Donner un aperçu de la réception critique présente sur le web

     

Impact de l’œuvre

Impact inconnu

     

Pistes d’analyse

Évaluer la pertinence de l’œuvre en regard du processus de fictionnalisation et de mythification du 11 septembre

Il semble que le but de l’auteur soit justement de «défictionnaliser» et démystifier les événements du 11 septembre. Sa position très critique face aux politiques et aux médias lui permet d’avoir beaucoup de recul. Il met précisément en avant ces processus de mythification, de fictionnalisation voire de virtualisation des événements que mettent en place les médias et les politiques, mais sans minimiser la gravité du 11 septembre. S’il évoque souvent de manière humoristique «Double V Bouche et sa petite bande qui veulent conquérir la planète», il donne néanmoins aux victimes civiles une place essentielle.

      

Donner une citation marquante, s’il y a lieu

«Jamais un drame collectif ne fut ainsi vécu et parlé, au présent, individuellement, indivisiblement, dans l’absolue solitude qui met chacun face à sa propre mort.
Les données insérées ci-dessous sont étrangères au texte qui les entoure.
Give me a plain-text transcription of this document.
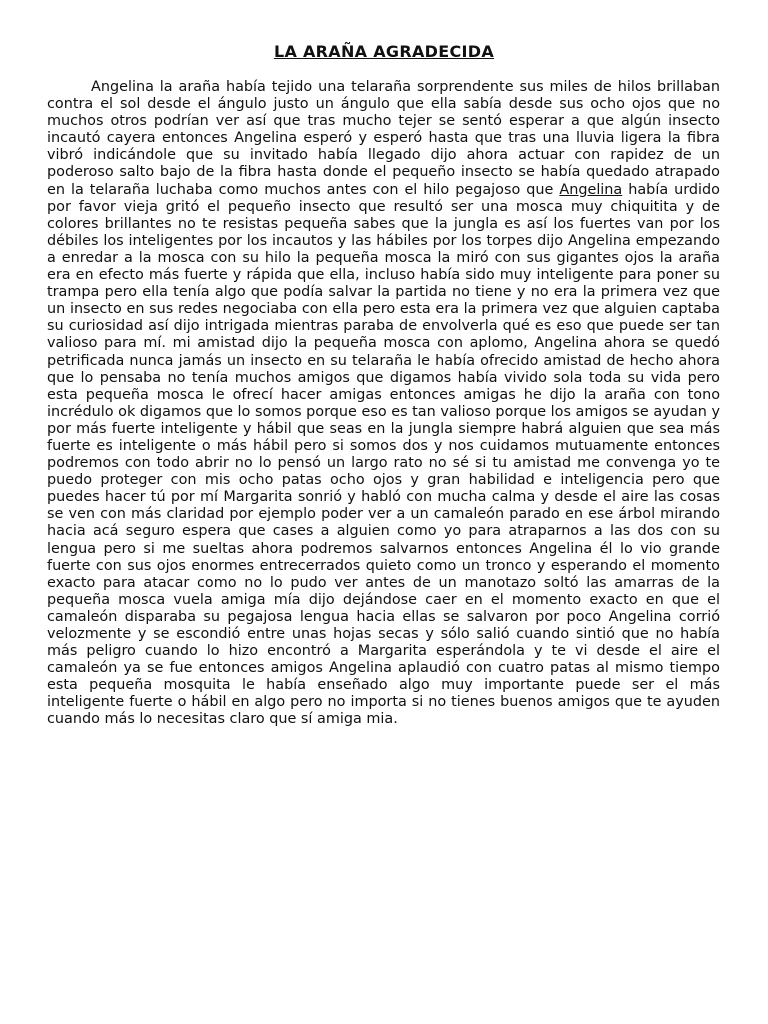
LA ARAÑA AGRADECIDA

Angelina la araña había tejido una telaraña sorprendente sus miles de hilos brillaban contra el sol desde el ángulo justo un ángulo que ella sabía desde sus ocho ojos que no muchos otros podrían ver así que tras mucho tejer se sentó esperar a que algún insecto incautó cayera entonces Angelina esperó y esperó hasta que tras una lluvia ligera la fibra vibró indicándole que su invitado había llegado dijo ahora actuar con rapidez de un poderoso salto bajo de la fibra hasta donde el pequeño insecto se había quedado atrapado en la telaraña luchaba como muchos antes con el hilo pegajoso que Angelina había urdido por favor vieja gritó el pequeño insecto que resultó ser una mosca muy chiquitita y de colores brillantes no te resistas pequeña sabes que la jungla es así los fuertes van por los débiles los inteligentes por los incautos y las hábiles por los torpes dijo Angelina empezando a enredar a la mosca con su hilo la pequeña mosca la miró con sus gigantes ojos la araña era en efecto más fuerte y rápida que ella, incluso había sido muy inteligente para poner su trampa pero ella tenía algo que podía salvar la partida no tiene y no era la primera vez que un insecto en sus redes negociaba con ella pero esta era la primera vez que alguien captaba su curiosidad así dijo intrigada mientras paraba de envolverla qué es eso que puede ser tan valioso para mí. mi amistad dijo la pequeña mosca con aplomo, Angelina ahora se quedó petrificada nunca jamás un insecto en su telaraña le había ofrecido amistad de hecho ahora que lo pensaba no tenía muchos amigos que digamos había vivido sola toda su vida pero esta pequeña mosca le ofrecí hacer amigas entonces amigas he dijo la araña con tono incrédulo ok digamos que lo somos porque eso es tan valioso porque los amigos se ayudan y por más fuerte inteligente y hábil que seas en la jungla siempre habrá alguien que sea más fuerte es inteligente o más hábil pero si somos dos y nos cuidamos mutuamente entonces podremos con todo abrir no lo pensó un largo rato no sé si tu amistad me convenga yo te puedo proteger con mis ocho patas ocho ojos y gran habilidad e inteligencia pero que puedes hacer tú por mí Margarita sonrió y habló con mucha calma y desde el aire las cosas se ven con más claridad por ejemplo poder ver a un camaleón parado en ese árbol mirando hacia acá seguro espera que cases a alguien como yo para atraparnos a las dos con su lengua pero si me sueltas ahora podremos salvarnos entonces Angelina él lo vio grande fuerte con sus ojos enormes entrecerrados quieto como un tronco y esperando el momento exacto para atacar como no lo pudo ver antes de un manotazo soltó las amarras de la pequeña mosca vuela amiga mía dijo dejándose caer en el momento exacto en que el camaleón disparaba su pegajosa lengua hacia ellas se salvaron por poco Angelina corrió velozmente y se escondió entre unas hojas secas y sólo salió cuando sintió que no había más peligro cuando lo hizo encontró a Margarita esperándola y te vi desde el aire el camaleón ya se fue entonces amigos Angelina aplaudió con cuatro patas al mismo tiempo esta pequeña mosquita le había enseñado algo muy importante puede ser el más inteligente fuerte o hábil en algo pero no importa si no tienes buenos amigos que te ayuden cuando más lo necesitas claro que sí amiga mia.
Jamais encore la technique des images et des sons n’a de la sorte pu délier, défaire, éparpiller, atomiser la tragédie collective en l’addition sans fin de tragédies singulières, pour venir ensuite nous traquer, nous interpeller dans l’intimité de notre vie et de notre temps, afin que nous éprouvions ces tragédies singulières comme autant d’accidents personnels.»